Husky A200 is designed for harsh environments

In Bolzano, the team is training with the commercially available Husky A200 robot carrier platform. It is designed for harsh environments, rolls on wide tread tires and is equipped, among other things, with laser and inclination sensors that help it to navigate in rough terrain. However, Husky still has a lot to learn.

“A person can react intuitively to sudden changes in their environment, the robot has to access its sensor data,” explains Michael Terzer, research associate on the ROSBIM project. As an example, he cites a hole in the ground that many environmental scan sensors could not detect. It is stored in the data that the hole, for example an elevator shaft, is open on a certain day for maintenance purposes and must be bypassed. “Such time-dependent data, which a robot cannot detect with the help of its sensors, is received via the interface,” says Terzer.

Together with colleagues from the Fraunhofer Institute for Industrial Engineering (IAO) in Stuttgart, the Bozen-based Fraunhofer team developed Balto, an autonomous disinfection robot named after a sled dog that brought urgently needed vaccine serums to an area of ​​Alaska that was difficult to access a hundred years ago. Balto is also equipped with ROSBIM and can therefore react to its surroundings. For example, in order to thoroughly disinfect all door handles in a hospital, he has to know where and at what height they are, what material they are made of and how often they are used. The robot can read this information from the data and select the optimal disinfectant.

“You don’t need to feed Balto with coordinates, you can commission the disinfection of a whole class of objects,” says Günter Wenzel, head of department at Fraunhofer IAO. Instead of having to tell the robot the location of each door handle to be disinfected individually, a general order such as: All heavily used door handles should be disinfected with a frequency of X minutes. Balto also plans his disinfection route himself. Because of the transmitted data, he knows in which room and at what time a meeting is taking place.

Who is actually liable if something goes wrong?

According to the researchers, the ROSBIM interface is also important for human-robot interaction. If Balto encounters one or more people, he should evade. If this is not possible, he stops. However, it would be bad if he stopped in an escape route of all places and blocked it. However, since the course of the escape routes is also recorded in the BIM data, such situations can be avoided.

The interface can not only be used on one side, but in two directions. The robot can report its work progress to the system and coordinate disinfection tasks with other Balto colleagues.

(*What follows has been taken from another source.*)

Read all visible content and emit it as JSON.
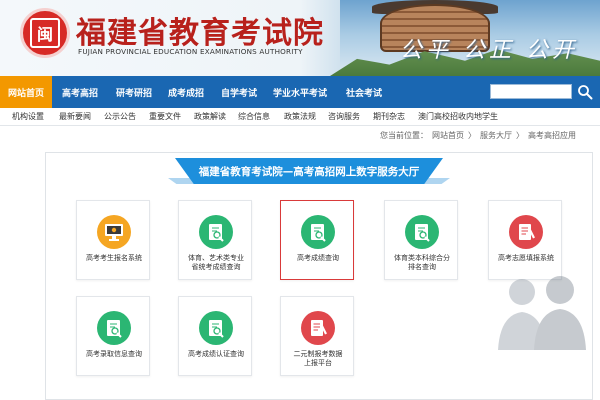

Balto is by no means limited to his current area of ​​responsibility, but can also combine disinfection with cleaning and, in the long term, even take on tasks in the field of construction site monitoring and building maintenance. For the time being, the prototype is only working in the NOI technology park in Bolzano, monitored by the research team. Further demonstrators are in use in the Future Work Lab at Fraunhofer IAO and in the Center for Virtual Engineering.

The question arises: Will autonomous robots replace the worker on the construction site, the cleaning worker or the maintenance technician in the foreseeable future? “Do not replace, but support,” says Michael Terzer. “In order to be able to use the technology on a large scale, it still needs a lot of further development and that will take time.” Aspects of liability also have to be clarified first. So it remains exciting.